E-mail and Web applications were responsible for the massive adoption of the Internet for personal, business and governmental usage in the last two decades. Malicious usage of electronic data distribution and all other forms of unsolicited communications, also designated as spam, has reached scales never seen before. Every day e-mail users receive lots of messages containing unsolicited, unwanted, legal and illegal offers for commercial products, drugs, fake investments, etc. Spam traffic has increased exponentially in the last few years. During September 2010 the percentage of spam deliveries accounted for about 92% of all Internet e-mail traffic (MessageLabs Ltd., n.d.). The number of messages arriving to a mail server can easily reach the order of a million per month for small organizations or be in the order of a million per day for a medium/big organization. Estimates on worldwide cost of spam in each of the last few years are of hundreds of billions U.S. dollars (Schryen, 2007), mainly due to loss of productivity for users and costs of setting up and maintaining anti-spam systems.

Although e-mail has represented the main distribution channel of spam contents due to its low cost and fast delivery characteristics, Web became recently also a target for spam distribution. The change of the strict publishing-consumer approach of Web 1.0 to the collaborative approach of web 2.0, adopted by Content Management Systems (CMS), where every user is able and stimulated to produce, publish and share data, made it attractive for spam to be spread through Weblog posts, Wikis, social networks, virtual communities, etc., in addition to mobile Short Messaging System (SMS) advertising.

The traditional e-mail services have been modified, with varying degrees of success, to adapt to this type of attacks that are able to block e-mail servers completely. The cost of transmitted messages bandwidth, processing time, storage and especially time spent by users to manually identify and remove spam messages is alarmingly high (reaching several days a year devoted to spam sorting (Schryen, 2007) and follows the trend of spam traffic growth. The problem becomes critical in recently fast growing communities of mobile device users (e.g., Android, Blackberry, etc.), mainly because of mobile devices considerably reduced resources.
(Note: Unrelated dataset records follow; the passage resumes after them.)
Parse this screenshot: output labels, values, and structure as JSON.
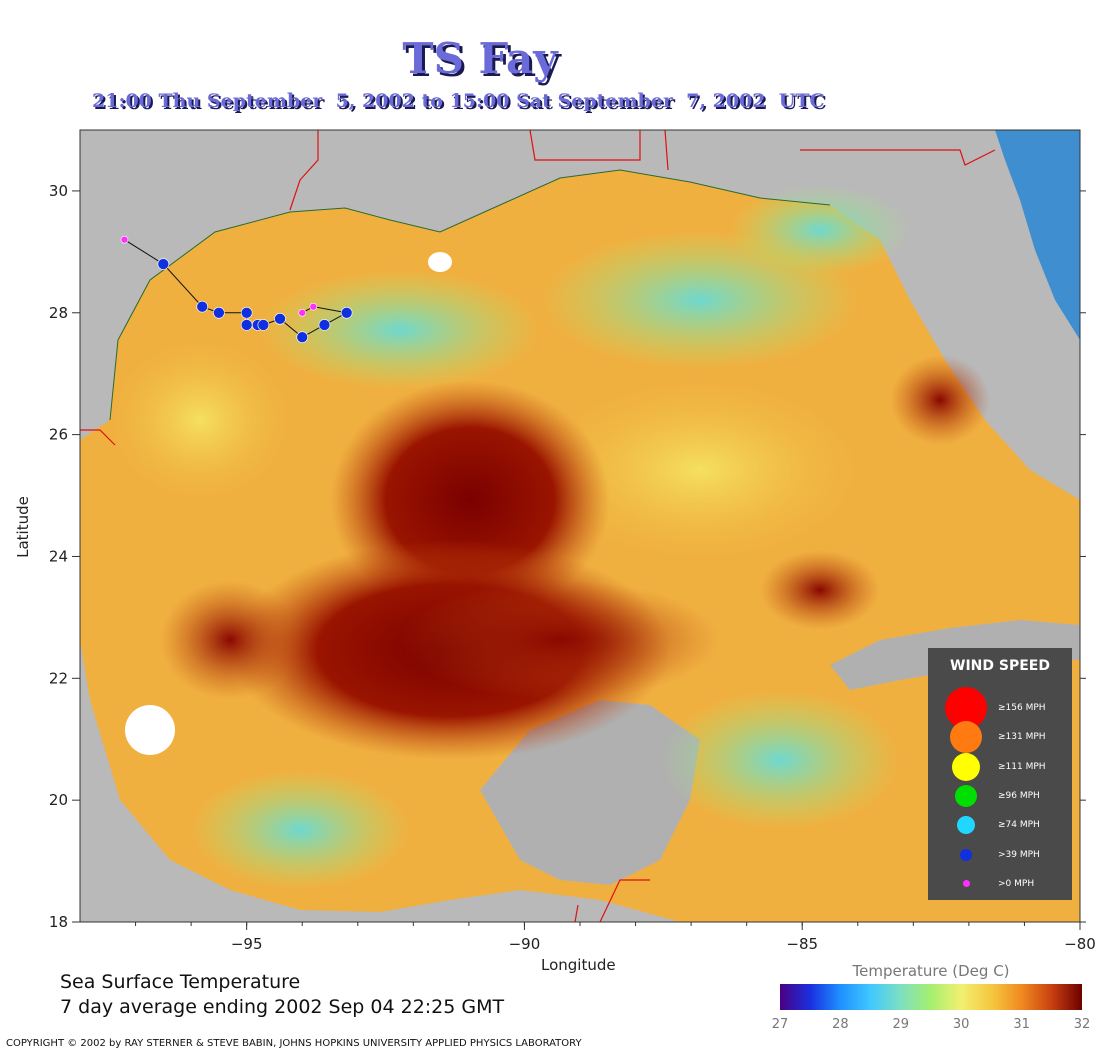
{
  "header": {
    "title": "TS Fay",
    "subtitle": "21:00 Thu September  5, 2002 to 15:00 Sat September  7, 2002  UTC"
  },
  "axes": {
    "xlabel": "Longitude",
    "ylabel": "Latitude",
    "x_ticks": [
      "−95",
      "−90",
      "−85",
      "−80"
    ],
    "y_ticks": [
      "30",
      "28",
      "26",
      "24",
      "22",
      "20",
      "18"
    ]
  },
  "map_info": {
    "lon_range": [
      -98,
      -80
    ],
    "lat_range": [
      18,
      31
    ],
    "background": "sea surface temperature field"
  },
  "storm_track": [
    {
      "lon": -97.2,
      "lat": 29.2,
      "category": "0"
    },
    {
      "lon": -96.5,
      "lat": 28.8,
      "category": "39"
    },
    {
      "lon": -95.8,
      "lat": 28.1,
      "category": "39"
    },
    {
      "lon": -95.5,
      "lat": 28.0,
      "category": "39"
    },
    {
      "lon": -95.0,
      "lat": 28.0,
      "category": "39"
    },
    {
      "lon": -95.0,
      "lat": 27.8,
      "category": "39"
    },
    {
      "lon": -94.8,
      "lat": 27.8,
      "category": "39"
    },
    {
      "lon": -94.7,
      "lat": 27.8,
      "category": "39"
    },
    {
      "lon": -94.4,
      "lat": 27.9,
      "category": "39"
    },
    {
      "lon": -94.0,
      "lat": 27.6,
      "category": "39"
    },
    {
      "lon": -93.6,
      "lat": 27.8,
      "category": "39"
    },
    {
      "lon": -93.2,
      "lat": 28.0,
      "category": "39"
    },
    {
      "lon": -93.8,
      "lat": 28.1,
      "category": "0"
    },
    {
      "lon": -94.0,
      "lat": 28.0,
      "category": "0"
    }
  ],
  "sst": {
    "line1": "Sea Surface Temperature",
    "line2": "7 day average ending 2002 Sep 04 22:25 GMT"
  },
  "legend": {
    "title": "WIND SPEED",
    "items": [
      {
        "label": "≥156 MPH",
        "color": "#ff0000"
      },
      {
        "label": "≥131 MPH",
        "color": "#ff7a10"
      },
      {
        "label": "≥111 MPH",
        "color": "#ffff00"
      },
      {
        "label": "≥96 MPH",
        "color": "#00e000"
      },
      {
        "label": "≥74 MPH",
        "color": "#20d8ff"
      },
      {
        "label": ">39 MPH",
        "color": "#1030e0"
      },
      {
        "label": ">0 MPH",
        "color": "#ff30ff"
      }
    ]
  },
  "colorbar": {
    "title": "Temperature (Deg C)",
    "ticks": [
      "27",
      "28",
      "29",
      "30",
      "31",
      "32"
    ]
  },
  "copyright": "COPYRIGHT © 2002 by RAY STERNER & STEVE BABIN, JOHNS HOPKINS UNIVERSITY APPLIED PHYSICS LABORATORY"
}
Current solutions for filtering spam are often based on centralized or distributed trusted and untrusted servers lists. There are also solutions for message content analysis, but these apply only to a limited scope (only text, neither images nor PDFs). They introduce probabilistic uncertainty in the processing of mail and require a comprehensive maintenance for the filters to properly identify the types of messages that must be accepted or not. Methods of sending spam are continuously refined and adapted to most common and up to date filters, forcing anti-spam system administrators to constantly react and upgrade their system in a permanent race against spammers.

Several hundreds of complex filters are used in initial distributions of anti-spam systems and more filters are added in a regular basis. Importance and tuning of each of them depends on system, type of organization, business domain and requires heavy manual configuration and maintenance. Anti-spam filters are also context (location, language, culture) dependent and anti-spam tools based on the analysis of messages need to be tuned to local, specific contexts. Most popular and general anti-spam tools are optimized primarily for the spam in United States of America, being not so effective for spam filtering messages in other languages.

Anti-spam systems aim for manual work reduction on spam-filters tuning, configuration, maintenance and filters adaptation to the context or operation domain. Due to the very high amount of messages to be classified in very short time by anti-spam systems, high performance algorithms for filters processing are needed in order to minimize classification processing time.